Martirio: ¿Todavía creéis en remedios de abuela? No hay atutía.
La Poncia: Maldita.
Magdalena: ¡Endemoniada!
Bernarda: Martirio tiene razón. (Levantando la escopeta y apuntando hacia la puerta.) Hay que terminar lo que se empieza. (Se oye como un golpe.) ¡Adela! ¡Adela!
La Poncia: (En la puerta.) ¡Abre!
Bernarda: Abre. No creas que los muros defienden de la vergüenza.
Criada: (Entrando.) ¡Se han levantado los vecinos!
Bernarda: (En voz baja, como un rugido.) ¡Abre, porque echaré abajo la puerta! (Pausa. Todo queda en silencio) ¡Adela! (Se retira de la puerta.) ¡Trae un martillo! (La Poncia da un empujón y entra. Al entrar da un grito y sale.) ¿Qué?
La Poncia: (Se lleva las manos al cuello.) ¡Nunca tengamos ese fin!
(Las hermanas se echan hacia atrás. La Criada se santigua. Bernarda da un grito y avanza.)
La Poncia: ¡No entres!
Bernarda: No. ¡Yo no!
La Poncia: Nadie traído por Dios se ahorca y se mueve como si nada hubiera pasado.

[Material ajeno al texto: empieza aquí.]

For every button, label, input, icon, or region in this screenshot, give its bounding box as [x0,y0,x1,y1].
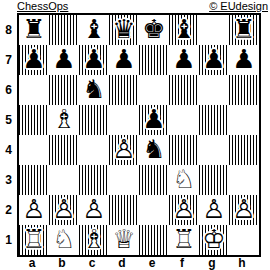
black-pawn: ♟ [19,45,49,75]
square-e1[interactable] [139,225,169,255]
square-b2[interactable]: ♟♙ [49,195,79,225]
square-g1[interactable]: ♚♔ [199,225,229,255]
square-a4[interactable] [19,135,49,165]
square-g7[interactable]: ♟ [199,45,229,75]
rank-label-3: 3 [0,165,17,195]
square-c8[interactable]: ♝ [79,15,109,45]
white-pawn: ♟♙ [199,195,229,225]
square-c2[interactable]: ♟♙ [79,195,109,225]
black-bishop: ♝ [169,15,199,45]
square-b8[interactable] [49,15,79,45]
square-f6[interactable] [169,75,199,105]
white-bishop: ♝♗ [79,225,109,255]
square-g3[interactable] [199,165,229,195]
piece-outline-glyph: ♘ [49,225,79,255]
square-f5[interactable] [169,105,199,135]
square-d6[interactable] [109,75,139,105]
white-pawn: ♟♙ [19,195,49,225]
piece-glyph: ♟ [169,45,199,75]
square-g6[interactable] [199,75,229,105]
chess-board: ♜♝♛♚♝♜♟♟♟♟♟♟♟♞♝♗♟♟♙♞♞♘♟♙♟♙♟♙♟♙♟♙♟♙♜♖♞♘♝♗… [17,13,261,257]
square-b1[interactable]: ♞♘ [49,225,79,255]
piece-outline-glyph: ♙ [199,195,229,225]
file-label-g: g [197,257,227,270]
square-e6[interactable] [139,75,169,105]
square-b5[interactable]: ♝♗ [49,105,79,135]
app-title: ChessOps [17,1,68,12]
file-label-c: c [77,257,107,270]
black-pawn: ♟ [229,45,259,75]
white-pawn: ♟♙ [169,195,199,225]
square-g5[interactable] [199,105,229,135]
black-pawn: ♟ [109,45,139,75]
square-c3[interactable] [79,165,109,195]
square-a5[interactable] [19,105,49,135]
square-f8[interactable]: ♝ [169,15,199,45]
square-e8[interactable]: ♚ [139,15,169,45]
square-h7[interactable]: ♟ [229,45,259,75]
square-c7[interactable]: ♟ [79,45,109,75]
square-d4[interactable]: ♟♙ [109,135,139,165]
file-label-e: e [137,257,167,270]
square-d2[interactable] [109,195,139,225]
square-c1[interactable]: ♝♗ [79,225,109,255]
black-queen: ♛ [109,15,139,45]
piece-glyph: ♟ [79,45,109,75]
piece-glyph: ♛ [109,15,139,45]
square-e7[interactable] [139,45,169,75]
rank-label-8: 8 [0,15,17,45]
piece-outline-glyph: ♙ [229,195,259,225]
piece-glyph: ♚ [139,15,169,45]
square-a8[interactable]: ♜ [19,15,49,45]
white-pawn: ♟♙ [109,135,139,165]
file-label-b: b [47,257,77,270]
white-king: ♚♔ [199,225,229,255]
white-knight: ♞♘ [169,165,199,195]
black-pawn: ♟ [49,45,79,75]
square-c6[interactable]: ♞ [79,75,109,105]
white-rook: ♜♖ [169,225,199,255]
piece-outline-glyph: ♙ [19,195,49,225]
square-h1[interactable] [229,225,259,255]
square-a3[interactable] [19,165,49,195]
black-pawn: ♟ [79,45,109,75]
piece-glyph: ♟ [49,45,79,75]
white-pawn: ♟♙ [229,195,259,225]
black-king: ♚ [139,15,169,45]
square-d5[interactable] [109,105,139,135]
piece-outline-glyph: ♖ [169,225,199,255]
square-b7[interactable]: ♟ [49,45,79,75]
square-g2[interactable]: ♟♙ [199,195,229,225]
piece-glyph: ♜ [19,15,49,45]
square-b3[interactable] [49,165,79,195]
square-c4[interactable] [79,135,109,165]
file-label-d: d [107,257,137,270]
square-h2[interactable]: ♟♙ [229,195,259,225]
square-f1[interactable]: ♜♖ [169,225,199,255]
piece-glyph: ♞ [79,75,109,105]
title-bar: ChessOps © EUdesign [0,0,270,13]
piece-glyph: ♟ [109,45,139,75]
black-rook: ♜ [229,15,259,45]
black-bishop: ♝ [79,15,109,45]
square-g4[interactable] [199,135,229,165]
black-knight: ♞ [79,75,109,105]
rank-label-6: 6 [0,75,17,105]
square-c5[interactable] [79,105,109,135]
black-pawn: ♟ [139,105,169,135]
square-e4[interactable]: ♞ [139,135,169,165]
rank-label-2: 2 [0,195,17,225]
piece-glyph: ♟ [19,45,49,75]
square-f4[interactable] [169,135,199,165]
piece-outline-glyph: ♖ [19,225,49,255]
piece-outline-glyph: ♙ [49,195,79,225]
square-f3[interactable]: ♞♘ [169,165,199,195]
square-a1[interactable]: ♜♖ [19,225,49,255]
rank-label-4: 4 [0,135,17,165]
white-pawn: ♟♙ [79,195,109,225]
black-knight: ♞ [139,135,169,165]
black-pawn: ♟ [169,45,199,75]
white-knight: ♞♘ [49,225,79,255]
credit-text: © EUdesign [209,1,268,12]
square-d1[interactable]: ♛♕ [109,225,139,255]
square-a2[interactable]: ♟♙ [19,195,49,225]
square-f7[interactable]: ♟ [169,45,199,75]
black-pawn: ♟ [199,45,229,75]
rank-label-7: 7 [0,45,17,75]
file-label-a: a [17,257,47,270]
rank-label-1: 1 [0,225,17,255]
square-h4[interactable] [229,135,259,165]
piece-outline-glyph: ♔ [199,225,229,255]
white-pawn: ♟♙ [49,195,79,225]
square-f2[interactable]: ♟♙ [169,195,199,225]
file-labels: abcdefgh [0,257,270,270]
piece-outline-glyph: ♗ [49,105,79,135]
piece-outline-glyph: ♗ [79,225,109,255]
piece-glyph: ♝ [79,15,109,45]
file-label-h: h [227,257,257,270]
rank-labels: 87654321 [0,13,17,257]
square-b4[interactable] [49,135,79,165]
square-a6[interactable] [19,75,49,105]
rank-label-5: 5 [0,105,17,135]
square-d8[interactable]: ♛ [109,15,139,45]
square-d3[interactable] [109,165,139,195]
piece-glyph: ♟ [229,45,259,75]
piece-outline-glyph: ♕ [109,225,139,255]
square-h8[interactable]: ♜ [229,15,259,45]
square-h6[interactable] [229,75,259,105]
square-d7[interactable]: ♟ [109,45,139,75]
white-rook: ♜♖ [19,225,49,255]
white-bishop: ♝♗ [49,105,79,135]
square-g8[interactable] [199,15,229,45]
black-rook: ♜ [19,15,49,45]
piece-glyph: ♞ [139,135,169,165]
piece-glyph: ♜ [229,15,259,45]
piece-outline-glyph: ♙ [79,195,109,225]
square-a7[interactable]: ♟ [19,45,49,75]
piece-glyph: ♟ [139,105,169,135]
square-h5[interactable] [229,105,259,135]
square-h3[interactable] [229,165,259,195]
piece-outline-glyph: ♘ [169,165,199,195]
piece-glyph: ♟ [199,45,229,75]
square-e2[interactable] [139,195,169,225]
board-area: 87654321 ♜♝♛♚♝♜♟♟♟♟♟♟♟♞♝♗♟♟♙♞♞♘♟♙♟♙♟♙♟♙♟… [0,13,270,257]
piece-outline-glyph: ♙ [109,135,139,165]
square-b6[interactable] [49,75,79,105]
piece-glyph: ♝ [169,15,199,45]
file-label-f: f [167,257,197,270]
white-queen: ♛♕ [109,225,139,255]
square-e3[interactable] [139,165,169,195]
square-e5[interactable]: ♟ [139,105,169,135]
piece-outline-glyph: ♙ [169,195,199,225]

Bernarda: ¡Descolgarla y descabellarla! ¡Mi hija ha muerto virgen! Llevadla a su cuarto y vestirla como si fuera doncella. ¡Nadie dirá nada! ¡Ella ha muerto virgen! Avisad que al amanecer den dos clamores las campanas.
Martirio: Dichosa ella mil veces que lo pudo tener.
Bernarda: Y no quiero llantos. La muerte hay que mirarla cara a cara. ¡Silencio! (A otra hija.) ¡A callar he dicho! (A otra hija.) Las lágrimas cuando estés sola. ¡Nos hundiremos todas en un mar de luto! Ella, la hija menor de Bernarda Alba, ha muerto virgen. ¿Me habéis oído? ¡Silencio, silencio he dicho! ¡Silencio!